November 5th, 2009 jcm No comments

Audio: http://media.libsyn.com/media/jcm/linux_kernel_podcast_20091101.mp3

If at first you don’t succeed. Welcome to version 2.0 of the LKML summary podcast. In this revamped version I will concentrate on the major issues under discussion on a given day, rather than commenting on every single patch, which had become an unsustainable load. I am still interested to hear from volunteers who might help to make the podcast workload less challenging on a daily basis.

For the weekend of November 1st 2009, I’m Jon Masters with a summary of the weekend’s LKML traffic.

In today’s issue: Fanotify, FatELF, Futexes, KVM, Memory Overcommit, Regressions, and Thread Naming.

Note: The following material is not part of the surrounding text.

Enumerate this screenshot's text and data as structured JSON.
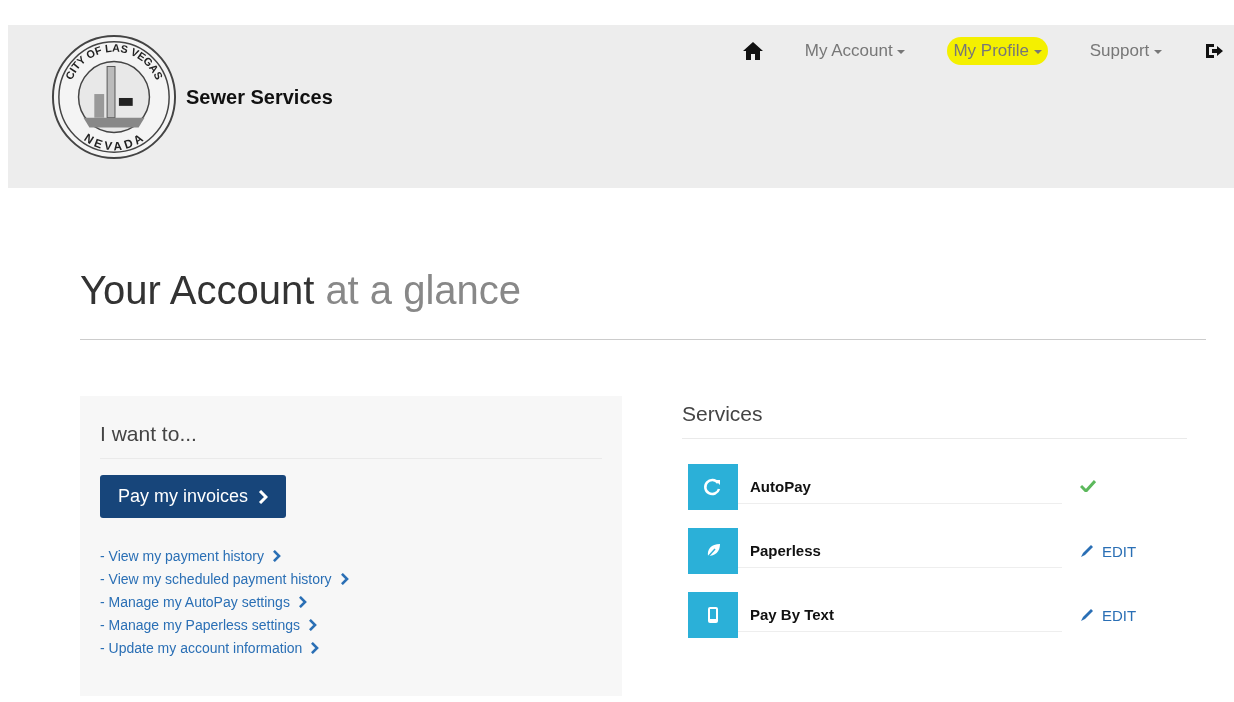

Fanotify. Eric Paris posted a patch series implementing a new file mode entitled FMODE_NONOTIFY, which can only be set by the kernel itself. Its job is to indicate that an fd was opened by fanotify itself and should not cause future fanotify events. This allows one to obviate such livelock scenarios as would otherwise occur from fanotify close events resulting in repeated opens on a file that would then be closed and cause another event to be emitted.

FatELF. Ryan C. Gordon posted what he hoped would be his final round of FatELF patches. These extend the Linux kernel’s ELF binary format handler loader code to accept “FAT” images containing multiple ELF binaries, allowing for such features as multi-arch code encapsulated within a single binary. In some respects, the feature behaves similar to Apple’s Universal Binary format, which it was noted is covered by several patents. More information on FatELF can be found at http://icculus.org/fatelf/.

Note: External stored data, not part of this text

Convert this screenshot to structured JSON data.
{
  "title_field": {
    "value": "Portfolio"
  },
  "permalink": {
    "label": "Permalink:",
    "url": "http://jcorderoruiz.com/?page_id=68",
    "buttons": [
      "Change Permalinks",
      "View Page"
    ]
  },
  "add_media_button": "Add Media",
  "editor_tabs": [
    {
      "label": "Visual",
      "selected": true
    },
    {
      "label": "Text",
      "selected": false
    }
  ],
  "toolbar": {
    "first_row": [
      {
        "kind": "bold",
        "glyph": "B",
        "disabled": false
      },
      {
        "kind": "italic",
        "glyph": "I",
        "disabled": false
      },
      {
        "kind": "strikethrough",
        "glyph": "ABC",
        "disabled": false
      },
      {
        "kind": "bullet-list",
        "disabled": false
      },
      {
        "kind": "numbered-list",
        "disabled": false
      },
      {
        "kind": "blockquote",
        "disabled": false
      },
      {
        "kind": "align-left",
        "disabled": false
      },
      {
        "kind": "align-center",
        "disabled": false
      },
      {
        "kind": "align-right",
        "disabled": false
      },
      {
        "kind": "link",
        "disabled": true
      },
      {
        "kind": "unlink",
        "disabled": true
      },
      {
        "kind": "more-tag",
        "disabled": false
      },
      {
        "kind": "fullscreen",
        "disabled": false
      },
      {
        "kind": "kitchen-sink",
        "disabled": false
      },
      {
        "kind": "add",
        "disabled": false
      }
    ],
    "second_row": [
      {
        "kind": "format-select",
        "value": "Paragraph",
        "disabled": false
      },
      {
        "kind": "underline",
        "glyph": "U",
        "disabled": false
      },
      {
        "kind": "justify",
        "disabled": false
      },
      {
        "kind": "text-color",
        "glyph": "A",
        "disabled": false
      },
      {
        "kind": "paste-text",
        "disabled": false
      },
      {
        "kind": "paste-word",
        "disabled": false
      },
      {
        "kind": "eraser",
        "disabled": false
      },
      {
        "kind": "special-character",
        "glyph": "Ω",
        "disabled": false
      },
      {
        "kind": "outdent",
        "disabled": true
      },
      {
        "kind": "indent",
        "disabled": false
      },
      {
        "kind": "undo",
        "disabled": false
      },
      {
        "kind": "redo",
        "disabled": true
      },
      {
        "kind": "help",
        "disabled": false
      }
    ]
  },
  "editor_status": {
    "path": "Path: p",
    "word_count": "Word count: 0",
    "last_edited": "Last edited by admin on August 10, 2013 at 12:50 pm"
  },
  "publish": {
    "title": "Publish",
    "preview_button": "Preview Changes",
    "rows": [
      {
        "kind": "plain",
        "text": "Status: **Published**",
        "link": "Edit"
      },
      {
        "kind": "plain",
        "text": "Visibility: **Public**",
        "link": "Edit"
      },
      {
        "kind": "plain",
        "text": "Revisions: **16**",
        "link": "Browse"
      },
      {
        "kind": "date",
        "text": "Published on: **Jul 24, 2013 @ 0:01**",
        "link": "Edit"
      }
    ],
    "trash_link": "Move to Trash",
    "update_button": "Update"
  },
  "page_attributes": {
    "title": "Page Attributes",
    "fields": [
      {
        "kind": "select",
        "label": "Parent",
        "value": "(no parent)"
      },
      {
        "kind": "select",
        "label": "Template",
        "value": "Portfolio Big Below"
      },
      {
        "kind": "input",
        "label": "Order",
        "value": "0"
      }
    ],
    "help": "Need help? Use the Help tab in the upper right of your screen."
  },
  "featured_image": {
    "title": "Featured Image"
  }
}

Futexes. Darren Hart, known for his involvement in the RT kernel community, recently posted an RFC patch series intended to make futex_lock_pi into a fully interruptible syscall. This would allow for canceling of locking requests, while preserving FIFO ordered wakeup and Priority Inheritance requirements, and without having to try to emulate this behavior in userspace. He included a test case demonstrator, which used an RT signal handler to abort the futex locking attempt. Arnd Bergmann responded that it should be possible to simply longjmp out of the test application signal handler and avoid modifying the kernel, something that Darren confirmed did work, but he was apprehensive as to whether there might be unintended issues in doing this.

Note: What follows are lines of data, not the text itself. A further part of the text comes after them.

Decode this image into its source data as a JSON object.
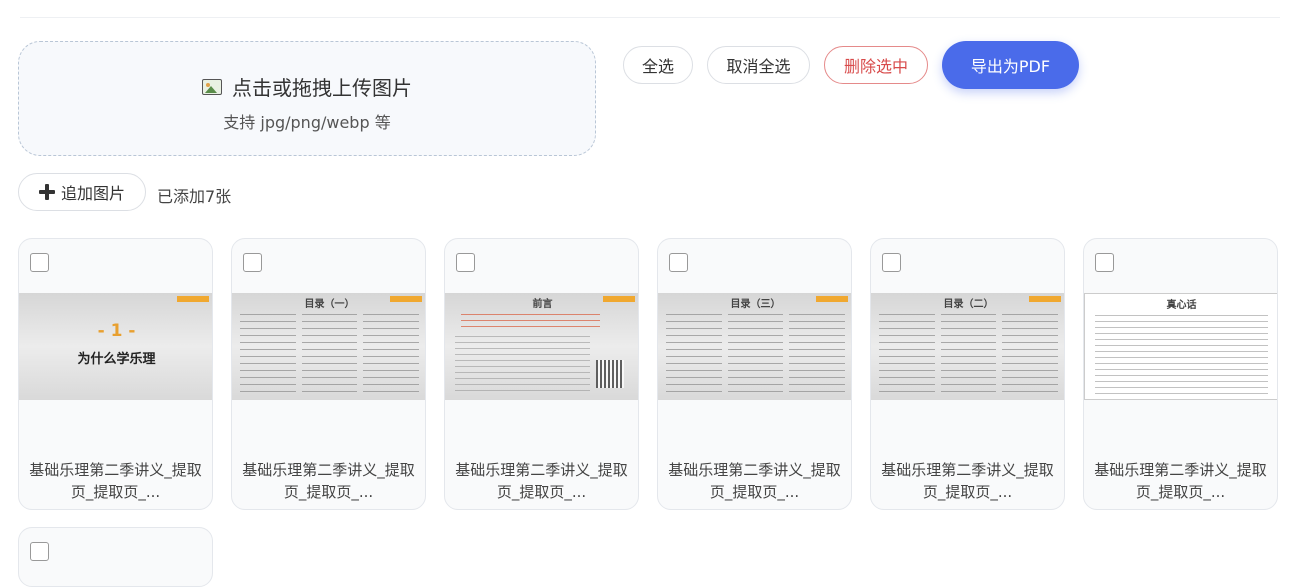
{
  "upload": {
    "title": "点击或拖拽上传图片",
    "subtitle": "支持 jpg/png/webp 等"
  },
  "toolbar": {
    "select_all": "全选",
    "deselect_all": "取消全选",
    "delete_selected": "删除选中",
    "export_pdf": "导出为PDF"
  },
  "add": {
    "label": "追加图片",
    "count_text": "已添加7张"
  },
  "colors": {
    "accent": "#4a6bea",
    "danger": "#d84b4b"
  },
  "cards": [
    {
      "caption": "基础乐理第二季讲义_提取页_提取页_...",
      "thumb_num": "- 1 -",
      "thumb_title": "为什么学乐理",
      "checked": false
    },
    {
      "caption": "基础乐理第二季讲义_提取页_提取页_...",
      "thumb_title": "目录（一）",
      "checked": false
    },
    {
      "caption": "基础乐理第二季讲义_提取页_提取页_...",
      "thumb_title": "前言",
      "checked": false
    },
    {
      "caption": "基础乐理第二季讲义_提取页_提取页_...",
      "thumb_title": "目录（三）",
      "checked": false
    },
    {
      "caption": "基础乐理第二季讲义_提取页_提取页_...",
      "thumb_title": "目录（二）",
      "checked": false
    },
    {
      "caption": "基础乐理第二季讲义_提取页_提取页_...",
      "thumb_title": "真心话",
      "checked": false
    },
    {
      "caption": "",
      "checked": false
    }
  ]
}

KVM. Gleb Natapov posted a patch series implementing asynchronous page faults for paravirtualized KVM guests. Typically, a guest encountering a page fault becomes blocked until the faulting page is made available by KVM and the guest can be resumed. But paravirtualized guests are aware of the hypervisor and can interact with it. In this case by blocking only the faulting task within the guest and not the entire guest VM. The faulting page can then be swapped in while the guest is still running, using the assistance of a parallel thread within the hypervisor.

Memory Overcommit. Here comes the annual OOM killer discussion. Back in the middle of October, Vedran Furac sent a message entitled “Memory overcommit”, in which he posited how still today a trivial C program run by an ordinary user that attempts to perform large memory allocations can trigger the OOM killer and really take down a system (by killing many essential system services other than the guilty task) once overcommit_memory is disabled. In the example, Vedran had cited how 8 processes were killed, including the X server and some long running system daemons. He felt that the OOM killer really only served to give Linux a bad reputation amongst some users and that it was better to simply disable it by default – enforcing strict allocation only of the available free pages. Others disagreed, although Vedran had a point in saying the OOM killer might as well be renamed to TRIPK – Totally Random Innocent Process Killer.

Kamezawa Hiroyuki had made several mitigation suggestions against overcommit problems, including the use of oom_adj and explicit cgroups. But Vedran was more concerned with how the OOM killer algorithm seemed to be making the wrong choices in the first place as to which tasks should die. This is an issue that comes up every once in a while. Vedran and Kamezawa had previously taken the discussion off-list (to the mm list instead) but it now returned to LKML, Kamezawa having written a script to analyze the oom_score of existing processes on his own system and discovering (for example) that his GNOME desktop processes were being considered more bad by the OOM killer than the sample “allocate one 1GB of memory” task that had taken down Vedran’s box.

Kosaki Motohiro suggested that problem was the number of libraries the average desktop application is linked against, and also suggested that the OOM killer should not account for evictable file-backed mappings (such as libraries) in calculating the oom_score. This lead to a discussion as to the best meta to consider in making OOM kill decisions. It was deemed necessary to consider the VM size in order to catch swap-ed out fork bomb process attacks but Kosaki noted that basing oom_score on RSS + swap-entries figures would be acceptable to him as an alternative. This lead on to a lengthy discussion thread (and a number of patch iterations – including a nice analysis from Hugh Dickins), concerning the best ways to overhaul the OOM killer for modern systems and what exactly the criteria should be. Should it be that the biggest resident memory eater is always killed (which is hard to predict)? or should the total vm size (including resident and non-resident pages) factor into the decision?

Regressions. Caleb Cushing posted to let everyone know that his network performance has dropped off considerably since moving to 2.6.31.x. But the problem seems ellusive, having bitten in 2.6.30.x previously, then seeming to vanish before apparently re-appearing in 2.6.31.x. Having never performed a bisection before, Caleb wasn’t entirely sure of the process, but did post the log from a bisection hoping that others might chime in with some input.

Thread naming. John Stultz posted another iteration of a patch he has been working on that allows threads to renaming their siblings by writing into /proc/pid/tasks/tid/comm. This will allow thread managers to nicely set the task name of their children, for logging as well as for appearance.

In today’s announcements: The kerneloops.org report for the week of October 31 2009. Arjan van de Ven posted this week’s summary of recorded kernel oops logs from his kerneloops.org online service. A total of 18,023 oopses and warnings were logged over the past week, more than a 200% increase over the past week, though this week’s report co-incides with the latest Ubuntu release (which includes the ability to file such reports for the first time). The top warnings were in suspend_test_finish, acpi_idle_enter_bm and dev_watchdog.

The latest kernel release was 2.6.32-rc5.

Andrew Morton posted an mm-of-the-moment for 2009-11-01-10-01. It contains a fair number of patches against the 2.6.32-rc5 kernel.

Stephen Rothwell posted a linux-next tree for Friday. Since Thursday, he had a PowerPC KVM fix, some architectural fixes, and network and percpu conflicts that needed to be resolved. There are currently 145 sub-trees in linux-next.